I appreciate the way you go out of the way to make the folks staying at Rotary House feel appreciated. I love sitting around the beautiful atrium listening to the people you bring in to play the grand piano. I heard an Elvis impersonator one night and a country band another night, and I really like it when the hat cart comes around. Lisa appreciates the special support given caregivers.

But mainly I appreciate the professional way my treatment is handled. I couldn’t believe that I could have my blood drawn and get the results in a couple of hours instead of a few days. I also couldn’t believe I could have scans and X-rays and other tests ordered one minute and be on the table having them done within the hour. You did in two days what took a month to six weeks to have done back home. That makes me feel appreciated and gives me a lot of confidence.

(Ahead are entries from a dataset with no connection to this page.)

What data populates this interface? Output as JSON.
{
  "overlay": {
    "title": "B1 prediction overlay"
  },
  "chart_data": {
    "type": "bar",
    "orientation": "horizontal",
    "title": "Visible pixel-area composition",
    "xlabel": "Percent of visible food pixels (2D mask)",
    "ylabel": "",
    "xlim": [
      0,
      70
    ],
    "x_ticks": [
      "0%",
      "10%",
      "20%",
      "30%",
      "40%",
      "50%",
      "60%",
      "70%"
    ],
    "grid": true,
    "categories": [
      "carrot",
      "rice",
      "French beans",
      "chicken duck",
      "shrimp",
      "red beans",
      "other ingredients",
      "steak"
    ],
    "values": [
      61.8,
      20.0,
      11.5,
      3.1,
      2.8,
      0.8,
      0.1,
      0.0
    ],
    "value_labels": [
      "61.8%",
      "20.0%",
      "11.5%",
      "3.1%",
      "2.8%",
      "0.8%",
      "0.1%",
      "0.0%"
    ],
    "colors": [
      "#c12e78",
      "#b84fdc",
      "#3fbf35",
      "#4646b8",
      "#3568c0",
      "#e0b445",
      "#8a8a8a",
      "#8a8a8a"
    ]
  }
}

Dr. Lance Pagliaro is my physician. I knew we’d get along because he is confident enough to wear a beard, like me. Who wants to shave everyday, right? Honesty compels me to admit that I was a bit surprised when he rolled into my room in a wheelchair, but I don’t see him for his legs, I see him for his mind and his heart. He has taken excellent care of me.

He warned me that the treatment he was ordering might not work, but assured me that if and when it failed to work, we would try plans A, B, C, D and all the way up to Triple Z if necessary. And although I could get the same treatment closer to home, I wouldn’t think of going anywhere else, now.

My quarterly visits are like a tonic to me. I know that I am in the best place in the world to be treated for the disease I am battling. I am treated like a person. You act like my time is valuable, and let’s face it — when you have stage 4 cancer, time is the most important commodity there is. Plus, no matter how low I feel, I am always surrounded by people who are so much worse off than me there seems to be a special bond among all the patients.

When I go to the clinic to await my turn for blood work or some other test, I look around at the other patients and it is easy to tell the first-timers. You can see the fear and apprehension in their faces and the uncertainty in their steps when their name is called — and it is easy to remember when I was one of them, having received what I was certain was a death sentence with no appeal. They generally sit very quietly, looking at the floor or straight ahead. If they speak it is only in whispers and only to their companions.

But here’s the good news. It is easy to spot the veterans, too. They are laughing and talking to everyone around – comparing stories and sharing takes about their families and future plans. There are lots and lots of veterans. Now I am one. We are still here and we are embracing and enjoying life. The fear is gone and we so appreciate this place.

Thank you M.D. Anderson. I think we are just in the infancy of a beautiful friendship.